287 was the long road to the newspaper plant
my black-handed father would ride beneath
the weight of a night sky.
A father who works the night shift
knows that weight, how it accumulates from within
when his mistakes and debt
begin to press on his children and wife.
And so went his life --
If the stars spelled out something real,
they might spell the equation
that my father never mastered --
the news that just ran through his hands
and what slid there left a black residue
of the world's doings, pressed knowledge
that read like misaligned tea leaves in his hardening palms,
and in his life line and heart line and other lines
that would normally speak a fortune,
the night just accumulated itself --
the little sky he would spread over us
when the world redelivered him in the morning.
…The Star-Ledger in Jackleg Opera by BJ Ward, Asbury, NJ
To be all by yourself in a diner, to stare into the coffee cup and watch the milk disperse, to hear your own spoon scraping the bottom of the cup…Poetry is nowhere near as beautiful as the sound of that spoon. That's why I keep writing it - ambition.
…Ars Poetica from Nine Diner Poems in The Great Grandmother Light by Joe Weil, Elizabeth, NJ
The two beautiful new collections by BJ Ward and Joe Weil elevate the commonplace, writers running their hands lovingly along the banisters of our experience here in New Jersey.
Ward's high school poem The Fury, in which "good boys do bad things just not to be good," pretty much spells it out for those of us who were never quite "sprung from cages on Highway 9" or 18 or 17, the compliant kids who became practical adults. We all get ushered back into the building by some Cerberus after our brief flings. To Ward, Shakespeare is a waiter in a lonely diner, waiting for his shift to end; a writer with a chthonic grin (I had to look it up for my own sake so I figured, well…); and the cause of a celebratory dance with a teacher. There are lots of classrooms, roads, diners, highways and factories in Ward's observations, places where loss is contemplated, where knowledge grabs students, and the mundane threatens to grab us all. Like Billy Collins, he contemplates having sex with Emily Dickinson, while his wife, in the poem, parries that fantasy with some literal drum-banging by Robert Bly. Lots of allusions there, all of them rolling around with good humor. (Who knew Wild Nights - Wild Nights! could be such a call to arms?)

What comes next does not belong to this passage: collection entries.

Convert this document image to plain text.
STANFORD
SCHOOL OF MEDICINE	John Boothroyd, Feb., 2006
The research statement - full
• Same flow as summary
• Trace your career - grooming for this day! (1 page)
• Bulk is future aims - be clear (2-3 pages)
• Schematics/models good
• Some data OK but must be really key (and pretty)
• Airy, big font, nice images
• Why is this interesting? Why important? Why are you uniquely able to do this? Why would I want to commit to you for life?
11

When Joe Weil was a teenager, he ate four new potatoes with butter and pepper and salt off the blade of his Swiss army knife, and read William Carlos Williams in the early morning hours, alone, in his kitchen in Elizabeth. He fooled around with the tattered linoleum on the floor (Do kids even know what that is today?) and was perfectly content. Now, Weil is encouraged, comforted, and energized by the "pleasing sound of a vacuum releasing" as he opens a jar of pickles - the sound, the smell, the quiet, the aloneness temporarily warding off "the next ho hum" "at three in the morning, when everything is merciless" "against the scarred linoleum." Would Williams demand so much of plums? In this collection, Weil walks through such a series of devastating losses that he becomes unused to "things that stay," retaining his confidence in the commonplace, the small things that make the big ones less scary. So much depends on them.
So, look, while everybody else at the beach, around the pool, or in your living room is transfixed by their eye-phones (bad pun,) take this chance to read and re-read some of these poems in which you will find yourself, your dad, your wife, a waitress, or some other real people.